The Cardiovascular field is one of the fastest-growing areas in medicine with new devices and drugs introduced with promising results to enhance a patients quality of life and change the outcomes. Interventional cardiology is currently in major focus in all cardiology meetings and seminars. The role of coronary artery bypass surgery (CABG) and Percutaneous Transluminal Coronary Angioplasty (PTCA) in acute coronary syndrome is well established. In stable patients, these highly invasive procedures role in reducing mortality is still not well established and still under investigation. Some recent major trials like Clinical Outcomes Utilizing Revascularization and Aggressive Drug Evaluation (COURAGE) and Bypass Angioplasty Revascularization Investigation Type 2 diabetes ( BARI 2D) randomized trials fail to establish reduction of overall mortality and myocardial infarction through these invasive treatments. To add to the surprise recent ORBITA trial, which is a double-blinded randomized study showed in stable patients, PTCA did not improve exercise time, chest pain or quality of life when compared to the placebo group. This lacuna in cardiovascular disease management is now well studied with these multiple clinical trials. So, globally, there is a need for a safe, effective treatment for stable coronary artery disease patients.
This scenario has prompted us to bring treatments like Enhanced External Counter pulsation (EECP) / External Counter pulsation (ECP), which is a non-invasive day care procedure, safe and effective method to promote angiogenesis should be brought to the attention of patients, general physicians, and policymakers. This technology is beneficial to help many patients to improve the quality of life without having to undergo elective Percutaneous coronary angioplasty (PTCA) or coronary artery bypass surgery (CABG) in carefully selected patients.
Currently, the United States Food and Drug Administration (US FDA) cleared EECP as a Class II device for the treatment of refractory angina pectoris, and all other diseases including myocardial infarction, cardiogenic shock, and congestive heart failure as Class III device. The Centers for Medicare and Medicaid Services (CMS) in the US also approved EECP for national reimbursement coverage for the treatment of refractory angina patients in 2000. The American College of Cardiology (ACC) and the American Heart Association (AHA) in its ACC/AHA 2002 Guideline Update for the Management of Patients with Chronic Stable Angina included EECP therapy with a IIb Class of recommendation for the treatment of patients with refractory angina not amenable to medical therapy or revascularization.

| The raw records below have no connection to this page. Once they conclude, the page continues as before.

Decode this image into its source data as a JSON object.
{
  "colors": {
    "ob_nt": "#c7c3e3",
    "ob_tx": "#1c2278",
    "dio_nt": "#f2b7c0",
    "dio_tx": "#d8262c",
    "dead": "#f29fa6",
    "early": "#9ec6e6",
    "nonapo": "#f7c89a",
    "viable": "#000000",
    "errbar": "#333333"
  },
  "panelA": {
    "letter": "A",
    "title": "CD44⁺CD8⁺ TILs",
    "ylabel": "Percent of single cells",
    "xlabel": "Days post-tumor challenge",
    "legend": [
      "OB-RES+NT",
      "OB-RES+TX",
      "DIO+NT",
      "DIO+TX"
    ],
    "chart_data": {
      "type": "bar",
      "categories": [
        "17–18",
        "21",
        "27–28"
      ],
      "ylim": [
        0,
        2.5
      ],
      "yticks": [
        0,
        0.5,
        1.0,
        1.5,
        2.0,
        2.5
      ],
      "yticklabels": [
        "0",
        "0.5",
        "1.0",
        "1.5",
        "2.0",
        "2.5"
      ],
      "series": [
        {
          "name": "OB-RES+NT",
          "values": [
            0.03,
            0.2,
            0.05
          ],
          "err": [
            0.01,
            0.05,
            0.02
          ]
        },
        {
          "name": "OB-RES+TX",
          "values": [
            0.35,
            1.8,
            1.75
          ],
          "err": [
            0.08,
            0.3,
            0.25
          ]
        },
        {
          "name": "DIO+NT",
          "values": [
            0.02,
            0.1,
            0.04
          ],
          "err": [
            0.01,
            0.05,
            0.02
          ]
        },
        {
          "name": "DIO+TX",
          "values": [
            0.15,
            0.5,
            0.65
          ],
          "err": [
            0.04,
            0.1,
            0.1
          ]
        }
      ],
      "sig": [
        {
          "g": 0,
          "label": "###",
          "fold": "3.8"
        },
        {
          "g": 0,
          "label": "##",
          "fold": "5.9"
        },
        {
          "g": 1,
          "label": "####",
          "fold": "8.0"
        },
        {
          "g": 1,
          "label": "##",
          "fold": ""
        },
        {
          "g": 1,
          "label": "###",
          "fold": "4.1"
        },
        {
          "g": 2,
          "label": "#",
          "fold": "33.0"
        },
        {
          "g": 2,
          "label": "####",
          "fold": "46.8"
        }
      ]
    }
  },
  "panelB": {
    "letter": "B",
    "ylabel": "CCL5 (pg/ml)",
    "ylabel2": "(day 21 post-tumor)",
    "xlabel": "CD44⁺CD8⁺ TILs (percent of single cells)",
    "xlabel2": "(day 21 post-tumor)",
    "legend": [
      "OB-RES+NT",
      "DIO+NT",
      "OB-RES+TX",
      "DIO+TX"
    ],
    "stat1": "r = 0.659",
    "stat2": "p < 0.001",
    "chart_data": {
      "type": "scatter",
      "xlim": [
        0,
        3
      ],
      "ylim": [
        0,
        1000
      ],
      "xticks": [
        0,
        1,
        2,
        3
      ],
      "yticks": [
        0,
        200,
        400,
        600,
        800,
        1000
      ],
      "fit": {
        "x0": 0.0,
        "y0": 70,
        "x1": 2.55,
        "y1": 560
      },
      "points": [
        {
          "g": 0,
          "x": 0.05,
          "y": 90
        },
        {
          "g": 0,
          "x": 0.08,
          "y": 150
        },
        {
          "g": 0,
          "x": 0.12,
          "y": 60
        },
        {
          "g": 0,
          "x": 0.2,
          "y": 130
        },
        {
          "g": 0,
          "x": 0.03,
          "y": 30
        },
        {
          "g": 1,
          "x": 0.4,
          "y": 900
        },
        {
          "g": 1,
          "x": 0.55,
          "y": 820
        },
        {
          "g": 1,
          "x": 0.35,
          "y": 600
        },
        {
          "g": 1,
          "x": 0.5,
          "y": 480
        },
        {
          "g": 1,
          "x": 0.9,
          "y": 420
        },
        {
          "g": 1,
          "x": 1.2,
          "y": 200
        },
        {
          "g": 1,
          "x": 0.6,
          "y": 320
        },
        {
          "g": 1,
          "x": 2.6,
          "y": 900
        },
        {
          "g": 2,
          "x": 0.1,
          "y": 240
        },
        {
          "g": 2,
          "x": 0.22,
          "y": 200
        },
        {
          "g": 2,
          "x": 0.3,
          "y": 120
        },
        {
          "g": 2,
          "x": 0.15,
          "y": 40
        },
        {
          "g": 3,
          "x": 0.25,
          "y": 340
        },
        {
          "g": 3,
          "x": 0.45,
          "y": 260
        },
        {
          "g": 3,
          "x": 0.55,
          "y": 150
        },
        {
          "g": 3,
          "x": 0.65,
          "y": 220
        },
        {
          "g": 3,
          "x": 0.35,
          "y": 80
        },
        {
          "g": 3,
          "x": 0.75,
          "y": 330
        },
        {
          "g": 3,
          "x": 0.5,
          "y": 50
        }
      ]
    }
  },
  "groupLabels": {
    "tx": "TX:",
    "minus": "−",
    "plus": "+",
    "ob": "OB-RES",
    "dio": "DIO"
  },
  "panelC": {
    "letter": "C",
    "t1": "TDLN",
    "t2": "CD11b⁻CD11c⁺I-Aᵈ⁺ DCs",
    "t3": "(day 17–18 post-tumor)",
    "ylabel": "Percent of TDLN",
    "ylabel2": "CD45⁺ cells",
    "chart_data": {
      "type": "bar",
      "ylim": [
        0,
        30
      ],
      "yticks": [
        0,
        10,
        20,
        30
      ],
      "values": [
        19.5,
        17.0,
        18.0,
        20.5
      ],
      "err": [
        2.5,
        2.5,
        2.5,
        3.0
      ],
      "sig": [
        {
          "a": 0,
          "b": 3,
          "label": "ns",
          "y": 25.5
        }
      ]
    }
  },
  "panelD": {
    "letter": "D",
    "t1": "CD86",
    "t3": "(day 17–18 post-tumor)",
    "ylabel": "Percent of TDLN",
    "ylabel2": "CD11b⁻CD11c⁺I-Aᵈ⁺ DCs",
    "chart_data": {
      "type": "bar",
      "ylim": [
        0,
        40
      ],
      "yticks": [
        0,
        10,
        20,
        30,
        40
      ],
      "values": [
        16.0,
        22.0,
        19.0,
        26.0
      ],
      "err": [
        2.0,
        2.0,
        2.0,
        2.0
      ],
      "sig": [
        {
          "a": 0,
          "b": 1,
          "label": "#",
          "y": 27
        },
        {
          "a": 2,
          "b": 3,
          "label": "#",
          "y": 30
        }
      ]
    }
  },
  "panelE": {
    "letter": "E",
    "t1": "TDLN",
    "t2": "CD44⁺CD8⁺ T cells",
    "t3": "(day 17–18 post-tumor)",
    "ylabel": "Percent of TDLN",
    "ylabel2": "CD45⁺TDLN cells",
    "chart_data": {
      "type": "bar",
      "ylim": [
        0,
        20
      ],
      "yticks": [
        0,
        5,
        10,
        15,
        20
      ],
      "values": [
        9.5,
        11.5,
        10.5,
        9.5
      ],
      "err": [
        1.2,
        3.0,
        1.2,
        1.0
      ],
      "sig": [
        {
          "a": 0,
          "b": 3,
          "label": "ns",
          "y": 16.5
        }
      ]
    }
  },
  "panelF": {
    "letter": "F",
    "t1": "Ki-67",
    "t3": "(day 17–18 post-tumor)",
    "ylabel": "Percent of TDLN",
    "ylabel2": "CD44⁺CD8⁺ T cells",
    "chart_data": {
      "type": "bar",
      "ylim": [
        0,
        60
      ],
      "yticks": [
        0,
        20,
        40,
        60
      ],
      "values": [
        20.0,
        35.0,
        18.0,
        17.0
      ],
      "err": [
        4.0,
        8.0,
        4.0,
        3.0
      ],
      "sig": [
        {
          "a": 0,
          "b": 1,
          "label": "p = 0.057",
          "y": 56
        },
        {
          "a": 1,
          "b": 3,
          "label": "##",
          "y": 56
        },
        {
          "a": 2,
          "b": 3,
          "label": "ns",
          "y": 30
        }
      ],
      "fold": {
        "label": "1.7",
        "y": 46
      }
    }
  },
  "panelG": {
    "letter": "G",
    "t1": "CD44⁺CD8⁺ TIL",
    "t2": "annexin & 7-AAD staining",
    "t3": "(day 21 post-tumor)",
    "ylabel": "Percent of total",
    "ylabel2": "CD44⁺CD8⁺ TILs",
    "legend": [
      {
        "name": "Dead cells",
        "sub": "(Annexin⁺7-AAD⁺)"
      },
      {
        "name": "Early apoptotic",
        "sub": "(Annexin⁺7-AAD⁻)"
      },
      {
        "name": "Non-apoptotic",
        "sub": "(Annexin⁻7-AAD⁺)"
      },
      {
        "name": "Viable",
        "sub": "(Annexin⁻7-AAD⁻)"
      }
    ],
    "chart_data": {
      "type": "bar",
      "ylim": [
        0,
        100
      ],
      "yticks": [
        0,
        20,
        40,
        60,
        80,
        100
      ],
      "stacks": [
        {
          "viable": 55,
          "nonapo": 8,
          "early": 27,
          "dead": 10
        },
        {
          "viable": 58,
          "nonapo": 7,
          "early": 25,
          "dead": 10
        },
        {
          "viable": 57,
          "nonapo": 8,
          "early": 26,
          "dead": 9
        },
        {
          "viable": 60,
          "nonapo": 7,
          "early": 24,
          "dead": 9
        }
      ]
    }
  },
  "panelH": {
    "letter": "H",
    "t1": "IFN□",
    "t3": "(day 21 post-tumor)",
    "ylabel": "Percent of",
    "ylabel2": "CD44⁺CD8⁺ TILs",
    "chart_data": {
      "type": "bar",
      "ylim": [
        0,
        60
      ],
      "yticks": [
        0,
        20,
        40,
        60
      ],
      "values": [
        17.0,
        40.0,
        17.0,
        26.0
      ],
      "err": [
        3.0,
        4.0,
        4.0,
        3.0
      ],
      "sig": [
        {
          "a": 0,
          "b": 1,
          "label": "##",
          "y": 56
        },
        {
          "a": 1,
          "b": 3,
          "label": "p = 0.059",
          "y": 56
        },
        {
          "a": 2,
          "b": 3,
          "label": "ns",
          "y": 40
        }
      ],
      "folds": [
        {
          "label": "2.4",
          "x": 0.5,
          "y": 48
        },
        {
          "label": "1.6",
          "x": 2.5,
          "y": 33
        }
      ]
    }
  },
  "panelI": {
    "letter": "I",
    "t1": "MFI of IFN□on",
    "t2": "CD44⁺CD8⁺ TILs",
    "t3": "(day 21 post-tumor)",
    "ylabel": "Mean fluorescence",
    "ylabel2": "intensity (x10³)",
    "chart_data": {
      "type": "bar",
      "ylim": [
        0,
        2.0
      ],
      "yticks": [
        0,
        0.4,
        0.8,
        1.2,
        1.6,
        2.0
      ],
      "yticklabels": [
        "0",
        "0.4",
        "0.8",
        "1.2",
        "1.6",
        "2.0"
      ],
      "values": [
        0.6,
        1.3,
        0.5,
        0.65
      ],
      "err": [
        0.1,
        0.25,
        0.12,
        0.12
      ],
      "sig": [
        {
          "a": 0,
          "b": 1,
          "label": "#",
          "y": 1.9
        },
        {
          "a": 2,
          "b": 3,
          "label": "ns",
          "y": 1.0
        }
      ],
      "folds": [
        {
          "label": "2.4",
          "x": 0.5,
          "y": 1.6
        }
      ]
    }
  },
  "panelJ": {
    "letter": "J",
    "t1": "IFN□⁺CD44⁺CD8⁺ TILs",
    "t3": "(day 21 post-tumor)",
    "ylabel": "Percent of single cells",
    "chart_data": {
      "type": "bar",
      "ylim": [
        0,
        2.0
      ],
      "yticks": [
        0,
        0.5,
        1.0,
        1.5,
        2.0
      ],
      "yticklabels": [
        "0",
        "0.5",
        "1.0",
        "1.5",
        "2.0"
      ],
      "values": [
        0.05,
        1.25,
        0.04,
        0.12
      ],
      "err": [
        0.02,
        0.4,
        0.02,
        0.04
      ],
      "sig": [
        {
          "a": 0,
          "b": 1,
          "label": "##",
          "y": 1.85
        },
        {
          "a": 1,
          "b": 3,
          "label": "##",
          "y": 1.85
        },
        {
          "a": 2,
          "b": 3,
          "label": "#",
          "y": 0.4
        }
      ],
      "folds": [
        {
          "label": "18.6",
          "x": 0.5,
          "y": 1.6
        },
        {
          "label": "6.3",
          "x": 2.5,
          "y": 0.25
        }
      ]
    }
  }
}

The ACCF/AHA 2012 Guideline for the Diagnosis and Management of Patients with Stable Ischemic Heart Disease, EECP therapy retained the same IIb rating. Recently, the European Society of Cardiology (ESC) released the ESC 2013 Guidelines on the Management of Stable Coronary Artery Disease. ECP was included in the Guideline with a IIa Class of Recommendation, signifying that the weight of evidence and level of opinion are in favour of using EECP for patients suffering refractory angina.
In 2013 the AHA and ASA (American Stroke Association), in their Guidelines for the Early Management of Patients with Acute Ischemic Stroke, listed EECP therapy as a method for augmenting cerebral blood flow with a Class IIb recommendation.
All these recommendations have made EECP a useful tool in managing cardiovascular disease, including stroke and other vascular diseases. Our International cardiology EECP society ( ICES ) is formed to monitor and help counter pulsation centers to maintain high-quality treatment delivery through the systematic training of the nurses and physicians. The organization also assist in clinical research in this area to widen the indication of EECP treatment.